The trouble is if you need one yourself. Which one to pick? There are some nice surveys out there (here’s one from highscalability with many good links) but most are in various stages of development, usually with version numbers less than 1 and qualifiers like “alpha” or “beta” appended. Some try to assuage your fears:
Version 0.1? Is it ready for my production data?
That kind of decision depends on many factors, most of which cannot be answered in general but depend on your business. We gave it a low version number befitting a first public appearance, but Riak has robustly served the needs of multiple revenue-generating applications for nearly two years now.
In other words, “we’ve had good experiences with it but caveat emptor. You get what you pay for.”
This is why I really enjoyed the following entry in BJ Clark’s recent survey:
type: key/value store
Conclusion: Scales amazingly well
You’re probably all like “What?!?”. But guess what, S3 is a killer key/value store. It is not as performant as any of the other options, but it scales *insanely* well. It scales so well, you don’t do anything.
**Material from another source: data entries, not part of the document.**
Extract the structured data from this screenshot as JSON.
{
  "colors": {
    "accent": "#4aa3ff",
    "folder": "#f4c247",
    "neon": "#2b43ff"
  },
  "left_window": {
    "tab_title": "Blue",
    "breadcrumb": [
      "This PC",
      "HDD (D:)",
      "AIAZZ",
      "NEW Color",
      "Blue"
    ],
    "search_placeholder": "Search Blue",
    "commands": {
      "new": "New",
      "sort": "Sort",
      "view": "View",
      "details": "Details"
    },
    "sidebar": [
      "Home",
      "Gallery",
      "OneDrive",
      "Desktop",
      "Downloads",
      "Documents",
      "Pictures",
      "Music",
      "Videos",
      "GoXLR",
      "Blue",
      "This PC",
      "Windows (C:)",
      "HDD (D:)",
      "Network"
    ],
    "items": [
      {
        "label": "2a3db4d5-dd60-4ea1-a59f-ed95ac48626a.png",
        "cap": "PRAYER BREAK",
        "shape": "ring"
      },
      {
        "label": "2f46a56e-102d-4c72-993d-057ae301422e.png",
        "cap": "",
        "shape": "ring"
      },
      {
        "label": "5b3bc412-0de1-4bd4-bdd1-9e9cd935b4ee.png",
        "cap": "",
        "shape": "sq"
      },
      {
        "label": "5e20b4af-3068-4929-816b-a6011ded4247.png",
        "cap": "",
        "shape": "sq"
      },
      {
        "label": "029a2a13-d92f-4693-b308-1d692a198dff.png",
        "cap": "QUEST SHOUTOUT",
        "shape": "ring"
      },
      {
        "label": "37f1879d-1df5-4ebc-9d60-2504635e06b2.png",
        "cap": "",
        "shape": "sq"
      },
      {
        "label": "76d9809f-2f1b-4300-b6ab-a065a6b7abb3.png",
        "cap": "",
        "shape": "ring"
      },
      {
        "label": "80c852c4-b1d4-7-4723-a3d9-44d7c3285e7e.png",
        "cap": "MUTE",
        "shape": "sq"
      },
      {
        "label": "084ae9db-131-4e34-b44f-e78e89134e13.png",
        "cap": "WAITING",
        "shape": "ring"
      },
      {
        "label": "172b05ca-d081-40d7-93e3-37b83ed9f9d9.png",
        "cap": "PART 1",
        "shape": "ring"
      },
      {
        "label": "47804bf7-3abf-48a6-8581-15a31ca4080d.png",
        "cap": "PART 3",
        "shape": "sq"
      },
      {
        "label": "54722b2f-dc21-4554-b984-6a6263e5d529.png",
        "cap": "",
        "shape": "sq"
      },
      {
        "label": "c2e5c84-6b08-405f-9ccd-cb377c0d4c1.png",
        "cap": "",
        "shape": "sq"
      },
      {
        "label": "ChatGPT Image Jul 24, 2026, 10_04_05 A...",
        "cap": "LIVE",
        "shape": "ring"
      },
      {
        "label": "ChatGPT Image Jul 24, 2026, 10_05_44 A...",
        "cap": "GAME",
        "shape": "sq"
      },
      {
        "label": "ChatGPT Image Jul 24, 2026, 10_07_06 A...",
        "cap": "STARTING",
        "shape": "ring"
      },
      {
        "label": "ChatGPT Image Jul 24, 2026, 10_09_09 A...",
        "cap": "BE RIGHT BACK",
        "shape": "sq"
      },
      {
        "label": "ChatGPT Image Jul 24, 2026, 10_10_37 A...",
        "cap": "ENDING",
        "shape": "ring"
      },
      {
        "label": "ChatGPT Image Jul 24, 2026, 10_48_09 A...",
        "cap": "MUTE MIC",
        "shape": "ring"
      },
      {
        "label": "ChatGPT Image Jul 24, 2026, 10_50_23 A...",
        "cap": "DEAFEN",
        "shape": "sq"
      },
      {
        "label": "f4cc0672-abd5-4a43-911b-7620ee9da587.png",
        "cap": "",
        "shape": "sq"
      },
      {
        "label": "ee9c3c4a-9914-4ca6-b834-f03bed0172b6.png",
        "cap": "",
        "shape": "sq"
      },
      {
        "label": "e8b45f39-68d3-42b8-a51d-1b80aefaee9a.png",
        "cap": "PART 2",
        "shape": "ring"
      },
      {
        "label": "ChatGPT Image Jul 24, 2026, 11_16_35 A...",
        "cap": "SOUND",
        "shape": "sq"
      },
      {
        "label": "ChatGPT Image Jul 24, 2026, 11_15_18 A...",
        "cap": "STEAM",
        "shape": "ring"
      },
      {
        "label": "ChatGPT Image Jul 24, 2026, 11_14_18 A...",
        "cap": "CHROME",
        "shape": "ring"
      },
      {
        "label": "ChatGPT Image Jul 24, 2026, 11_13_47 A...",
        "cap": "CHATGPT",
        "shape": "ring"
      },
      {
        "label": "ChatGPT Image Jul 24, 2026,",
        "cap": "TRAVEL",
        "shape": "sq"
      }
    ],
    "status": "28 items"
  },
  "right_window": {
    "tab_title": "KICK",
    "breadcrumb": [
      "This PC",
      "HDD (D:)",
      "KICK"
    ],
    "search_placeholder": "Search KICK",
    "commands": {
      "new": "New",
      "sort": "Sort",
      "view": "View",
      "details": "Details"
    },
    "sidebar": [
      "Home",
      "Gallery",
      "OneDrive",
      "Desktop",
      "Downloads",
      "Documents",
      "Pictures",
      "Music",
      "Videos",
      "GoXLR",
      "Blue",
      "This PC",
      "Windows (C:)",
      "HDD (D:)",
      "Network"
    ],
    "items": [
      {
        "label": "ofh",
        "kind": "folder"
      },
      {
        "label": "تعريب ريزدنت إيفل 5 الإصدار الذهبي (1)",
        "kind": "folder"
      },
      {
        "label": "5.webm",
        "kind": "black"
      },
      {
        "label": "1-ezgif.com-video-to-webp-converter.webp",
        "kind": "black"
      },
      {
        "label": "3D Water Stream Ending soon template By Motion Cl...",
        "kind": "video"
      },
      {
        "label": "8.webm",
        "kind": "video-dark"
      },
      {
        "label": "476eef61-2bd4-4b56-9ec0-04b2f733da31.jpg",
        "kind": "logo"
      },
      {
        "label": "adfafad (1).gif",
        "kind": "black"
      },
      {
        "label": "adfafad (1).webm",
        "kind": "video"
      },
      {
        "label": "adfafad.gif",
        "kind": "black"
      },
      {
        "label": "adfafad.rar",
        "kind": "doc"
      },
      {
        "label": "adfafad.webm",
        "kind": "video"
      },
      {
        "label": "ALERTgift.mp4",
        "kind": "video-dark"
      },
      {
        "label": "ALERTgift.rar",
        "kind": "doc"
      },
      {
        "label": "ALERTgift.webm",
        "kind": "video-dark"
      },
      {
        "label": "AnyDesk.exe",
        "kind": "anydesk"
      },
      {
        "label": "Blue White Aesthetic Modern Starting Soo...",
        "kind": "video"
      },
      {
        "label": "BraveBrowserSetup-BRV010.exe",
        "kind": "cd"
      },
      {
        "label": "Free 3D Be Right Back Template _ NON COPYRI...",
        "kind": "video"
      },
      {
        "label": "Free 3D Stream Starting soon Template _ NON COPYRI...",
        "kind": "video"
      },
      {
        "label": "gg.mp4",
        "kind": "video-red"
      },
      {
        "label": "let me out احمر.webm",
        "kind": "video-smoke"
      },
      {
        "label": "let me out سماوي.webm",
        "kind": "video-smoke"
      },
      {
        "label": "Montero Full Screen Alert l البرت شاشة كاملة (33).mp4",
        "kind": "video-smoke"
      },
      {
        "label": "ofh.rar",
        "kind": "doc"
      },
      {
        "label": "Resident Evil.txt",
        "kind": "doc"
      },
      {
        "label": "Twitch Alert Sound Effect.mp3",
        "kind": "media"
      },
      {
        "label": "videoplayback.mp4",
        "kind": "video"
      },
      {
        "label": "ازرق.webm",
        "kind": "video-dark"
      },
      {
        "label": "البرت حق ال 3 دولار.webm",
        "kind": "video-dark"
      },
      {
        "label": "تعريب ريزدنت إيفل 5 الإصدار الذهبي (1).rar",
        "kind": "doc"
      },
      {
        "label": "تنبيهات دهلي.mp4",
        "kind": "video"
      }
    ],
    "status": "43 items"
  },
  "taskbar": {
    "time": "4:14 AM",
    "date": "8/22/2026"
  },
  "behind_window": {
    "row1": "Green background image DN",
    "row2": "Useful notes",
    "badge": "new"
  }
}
You just keep sticking shit in it, and it keeps pumping it out. Sometimes it’s faster than other times, but most of the time it’s fast enough. In fact, it’s faster than hitting mysql with 10 queries (for us). S3 is my favorite k/v data store of any out there.
I couldn’t agree more. Recently, I finished a major project at Delve (and I hope to write about more of this later) where one of our goals was to have all our reports we computed for our customers to be available indefinitely. Our current system stores all the reports in, you guessed it, MySQL. The trouble is this eats up MySQL resources and since we don’t do any queries on these reports, we, in essence, are simply using MySQL as a repository. By moving our reporting storage to S3 (and setting up a simple indexing scheme to list and store lookup keys), we have greatly increased the capacity for our current MySQL installation and are now able to keep and lookup reports for customers indefinitely. We are reliant on S3 lookup times and availability – but, for this use case, the former is not as big an issue and having Amazon take care of the latter frees us to worry about other pressing problems of which are fairly plentiful at a startup!